Sunday, August 06, 2023

Rasputin's daughter

Maria Rasputin with a picture of her father
(click any image to enlarge)

Grigori Rasputin, the infamous Mad Monk of Tsar Nicholas II's court, started as a preacher in Siberia. He gained a reputation as a holy man and eventually made his way to St Petersburg where he caught the eye of the Tsarina Alexandra. Because she believed that Rasputin had healed her sickly son Alexei, he became a favorite of hers and soon moved into the court. Rasputin had a wife, two daughters and a son. They moved into the court as well, and the children were tutored in social graces and became friends with the Tsar's children.

By 1915 things were not going well for the Russians in WWI. Rasputin, who was a drunkard and a womanizer along with being a charlatan, was unpopular and blamed for discrediting the royal family. In 1916 a group of conspirators shot and killed Rasputin (the stories that he was also poisoned and tossed still alive into an icy river are almost certainly embellishments). 

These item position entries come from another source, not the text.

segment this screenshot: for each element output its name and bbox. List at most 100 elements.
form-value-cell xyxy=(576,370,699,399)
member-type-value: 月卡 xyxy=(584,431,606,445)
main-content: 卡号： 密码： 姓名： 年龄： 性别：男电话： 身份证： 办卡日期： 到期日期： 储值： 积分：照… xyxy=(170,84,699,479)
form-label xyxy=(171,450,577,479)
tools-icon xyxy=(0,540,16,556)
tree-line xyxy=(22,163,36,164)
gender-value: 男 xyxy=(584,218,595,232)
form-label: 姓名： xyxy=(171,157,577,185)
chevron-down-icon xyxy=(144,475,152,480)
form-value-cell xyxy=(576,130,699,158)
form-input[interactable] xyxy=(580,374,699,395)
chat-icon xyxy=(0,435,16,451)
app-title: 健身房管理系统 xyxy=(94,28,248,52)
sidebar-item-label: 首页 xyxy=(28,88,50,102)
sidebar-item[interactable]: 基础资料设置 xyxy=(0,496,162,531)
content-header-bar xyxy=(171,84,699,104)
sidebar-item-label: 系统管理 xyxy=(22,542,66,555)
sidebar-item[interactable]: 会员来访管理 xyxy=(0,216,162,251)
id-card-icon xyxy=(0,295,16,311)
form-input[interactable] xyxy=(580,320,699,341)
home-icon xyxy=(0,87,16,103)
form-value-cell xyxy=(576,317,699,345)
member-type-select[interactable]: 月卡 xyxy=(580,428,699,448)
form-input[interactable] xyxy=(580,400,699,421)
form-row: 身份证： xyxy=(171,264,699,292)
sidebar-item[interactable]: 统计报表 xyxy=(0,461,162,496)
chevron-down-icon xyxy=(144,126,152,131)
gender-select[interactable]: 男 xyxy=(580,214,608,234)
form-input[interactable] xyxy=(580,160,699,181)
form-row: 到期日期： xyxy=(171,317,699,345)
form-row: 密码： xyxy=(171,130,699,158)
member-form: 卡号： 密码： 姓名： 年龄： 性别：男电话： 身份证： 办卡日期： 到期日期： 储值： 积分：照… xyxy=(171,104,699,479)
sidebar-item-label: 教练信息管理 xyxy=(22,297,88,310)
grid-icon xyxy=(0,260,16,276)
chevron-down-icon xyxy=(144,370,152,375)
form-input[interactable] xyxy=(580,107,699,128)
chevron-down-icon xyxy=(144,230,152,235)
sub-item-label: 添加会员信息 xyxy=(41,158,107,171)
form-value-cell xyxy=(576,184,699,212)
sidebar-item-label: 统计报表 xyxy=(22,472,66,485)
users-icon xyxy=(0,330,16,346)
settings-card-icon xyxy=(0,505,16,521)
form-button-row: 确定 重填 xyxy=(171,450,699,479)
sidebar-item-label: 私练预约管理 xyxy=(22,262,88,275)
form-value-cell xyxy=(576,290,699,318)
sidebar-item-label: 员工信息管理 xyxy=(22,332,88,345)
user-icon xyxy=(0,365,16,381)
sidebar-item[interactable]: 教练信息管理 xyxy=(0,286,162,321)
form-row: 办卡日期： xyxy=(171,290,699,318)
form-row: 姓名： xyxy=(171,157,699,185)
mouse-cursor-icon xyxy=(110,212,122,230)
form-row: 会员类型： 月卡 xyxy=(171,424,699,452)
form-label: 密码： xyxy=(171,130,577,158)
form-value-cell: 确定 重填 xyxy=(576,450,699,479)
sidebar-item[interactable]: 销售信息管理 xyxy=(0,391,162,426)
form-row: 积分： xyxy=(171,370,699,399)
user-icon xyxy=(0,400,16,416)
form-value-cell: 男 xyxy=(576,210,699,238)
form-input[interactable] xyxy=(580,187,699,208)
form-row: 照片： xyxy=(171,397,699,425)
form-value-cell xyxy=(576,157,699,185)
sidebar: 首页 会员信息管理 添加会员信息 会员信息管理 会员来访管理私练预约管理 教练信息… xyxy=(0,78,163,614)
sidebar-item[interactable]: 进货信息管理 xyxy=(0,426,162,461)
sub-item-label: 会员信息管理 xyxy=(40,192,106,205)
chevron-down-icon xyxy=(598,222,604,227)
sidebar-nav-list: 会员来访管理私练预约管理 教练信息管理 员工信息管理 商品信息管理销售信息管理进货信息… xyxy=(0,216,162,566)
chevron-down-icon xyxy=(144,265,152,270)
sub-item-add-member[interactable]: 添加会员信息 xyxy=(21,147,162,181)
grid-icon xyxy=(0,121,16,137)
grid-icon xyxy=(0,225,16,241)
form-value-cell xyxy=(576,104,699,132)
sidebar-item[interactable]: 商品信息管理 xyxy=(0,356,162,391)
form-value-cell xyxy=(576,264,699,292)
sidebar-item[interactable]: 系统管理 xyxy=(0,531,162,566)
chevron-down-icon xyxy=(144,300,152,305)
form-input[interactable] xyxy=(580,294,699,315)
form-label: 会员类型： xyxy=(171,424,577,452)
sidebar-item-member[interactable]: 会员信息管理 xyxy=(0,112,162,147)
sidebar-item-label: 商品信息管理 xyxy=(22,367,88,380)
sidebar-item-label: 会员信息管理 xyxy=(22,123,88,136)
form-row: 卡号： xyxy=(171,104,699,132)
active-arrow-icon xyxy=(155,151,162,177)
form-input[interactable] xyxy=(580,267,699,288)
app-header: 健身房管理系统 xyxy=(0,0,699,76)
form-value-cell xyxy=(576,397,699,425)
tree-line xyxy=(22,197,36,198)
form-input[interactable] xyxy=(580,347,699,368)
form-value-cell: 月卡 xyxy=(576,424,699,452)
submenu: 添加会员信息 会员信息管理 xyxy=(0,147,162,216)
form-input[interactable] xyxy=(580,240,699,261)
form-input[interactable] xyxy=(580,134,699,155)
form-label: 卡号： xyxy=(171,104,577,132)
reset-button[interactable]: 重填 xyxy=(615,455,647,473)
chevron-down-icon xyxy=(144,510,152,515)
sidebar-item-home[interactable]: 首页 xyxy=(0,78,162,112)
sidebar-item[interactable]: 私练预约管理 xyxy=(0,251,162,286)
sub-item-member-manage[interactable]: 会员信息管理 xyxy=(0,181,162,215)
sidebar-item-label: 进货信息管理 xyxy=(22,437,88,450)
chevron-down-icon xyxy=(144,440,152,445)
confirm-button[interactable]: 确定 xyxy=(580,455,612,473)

His family continued to live in the court until the October Revolution of 1916. At that point the Tsarina gave them some money and suggested that they flee from Russia. Only Maria, the eldest daughter, escaped to Europe. Her mother and brother disappeared into Russian labor camps and her sister died of mysterious circumstances in St. Petersburg.

Maria first returned to her home in Siberia where she married Boris Soloviev. The two of them led a fugitive existence in Russia until they fled to Europe where they travelled from city to city as refugees. They finally settled in Paris where Boris worked in a soap factory, as a night porter, and as a car washer. They had two daughters.   

In 1926 Boris died and Maria was left alone with her two daughters. She made ends meet by working as a maid and a companion to a wealthy fellow Russian expat woman. She then, because of her father's notorious name, got an offer to be a cabaret dancer in Bucharest. I think her act may have involved dramatizing her father's lunatic reputation, which could not have been pleasant for her. Still, she spent several years dancing in Europe. She also published her first book, The Real Rasputin, about her father.

She then moved on to, of all things, being an animal trainer in a travelling circus. She published a second book at this time. In 1935 while working with Ringling Bothers Circus she went to the United States. She was a successful draw. From Atlas Obscuras post The Many Lives of Maria Rasputin, Daughter of the 'Mad Monk':

Americans were unsurprisingly fascinated by Maria, and papers across the country carried pictures of her with captions like, “European wild animal trainer and self-declared daughter of Russia’s ‘mad monk’ tries to hypnotize a circus elephant in Philadelphia.” She was also featured along with other Ringling Brothers stars on the back of a Wheaties box, extolling the cereal as “the breakfast of champions.”

Maria formally immigrated to the U.S. in 1937. After being mauled by a bear she quit the circus, got married and settled in Los Angeles. The marriage did not last. To support herself she became a machinist in a shipyard, becoming one of America's wartime Rosie the Riveters. 

When she retired from the shipyards, she supported herself with Social Security and the occasional babysitting jobs and interviews. She also published her final book Rasputin: The Man Behind the Myth. She died in 1977.

Altogether a remarkable life: from a Siberian village to the Russian imperial palace, on the run from the red army, cabaret dancing in Europe's capitals, animal training acts in circuses, a machinist in the U.S., and an eventual peaceful retirement. She certainly didn't lead a dull life.